Wednesday, 29 October 2008

A blind haircut

I had my haircut today.

For me, having my haircut is an extraordinary event. For I am quite blind and have to take my glasses off when I sit in the chair, and so my experience of having my haircut is seeing a blurry figure dancing around slashing at my head with a pair of scissors.

It's also an extraordinary event because I get to see (in a metaphorical sense - remember the glasses are still off), the response of the hairdresser when I tell them that I'm a church minister. There's always a longer-than-average pause. I'm tempted to try out some different occupations on hairdressers just to see what gets the longest pause, but I fear I wouldn't be able to carry on the conversation in good faith when they ask me how I got into taxidermy.

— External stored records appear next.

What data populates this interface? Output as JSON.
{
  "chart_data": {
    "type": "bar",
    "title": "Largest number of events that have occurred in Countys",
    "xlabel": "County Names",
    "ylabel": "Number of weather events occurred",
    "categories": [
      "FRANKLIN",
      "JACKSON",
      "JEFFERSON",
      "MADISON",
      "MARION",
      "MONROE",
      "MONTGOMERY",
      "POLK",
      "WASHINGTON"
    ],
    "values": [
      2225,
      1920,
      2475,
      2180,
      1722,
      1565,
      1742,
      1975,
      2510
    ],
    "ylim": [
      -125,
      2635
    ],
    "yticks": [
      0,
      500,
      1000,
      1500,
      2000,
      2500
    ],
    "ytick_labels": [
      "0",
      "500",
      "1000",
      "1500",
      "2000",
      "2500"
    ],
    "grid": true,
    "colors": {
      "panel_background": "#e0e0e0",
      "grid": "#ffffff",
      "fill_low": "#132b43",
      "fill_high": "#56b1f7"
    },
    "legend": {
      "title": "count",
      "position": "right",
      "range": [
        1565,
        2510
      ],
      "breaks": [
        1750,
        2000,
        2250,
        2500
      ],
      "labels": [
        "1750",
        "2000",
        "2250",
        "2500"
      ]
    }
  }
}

The pause today was followed by 'oh, I'm not religious in any way. I'm really not religious at all. I've never really been to church'. We then spoke about all the churches she'd been to in Europe, and I tried to think of a way of explaining the gospel through reformation church history (but I find it hard to think quickly when I can't see clearly - remember, the glasses still off).

Later in the conversation we were talking about what a nice town Methven is, and how she likes it much more than Ashburton (Ashburton (or Ashvegas as it's known in our house) is the major town in mid-Canterbury). As we were talking about why it is that Methven is nicer than Ashburton, she relayed to me how a friend suggested to her that its because Ashburton has a major train track running through it, and that train line carries all the good energy out of the town. My hairdresser wasn't willing to rule that possiblility out.

And I realised that while I might be sitting there blind as a bat because my glasses were off, she was blinded in a far more terrible way. For the god of this age has blinded her eyes to the light of the gospel of the glory of Christ (2 Cor 4:4). The idea that a train track can carry good energy out of a town is entertained, but there is a refusal to go to hear how God carried her sins to the cross.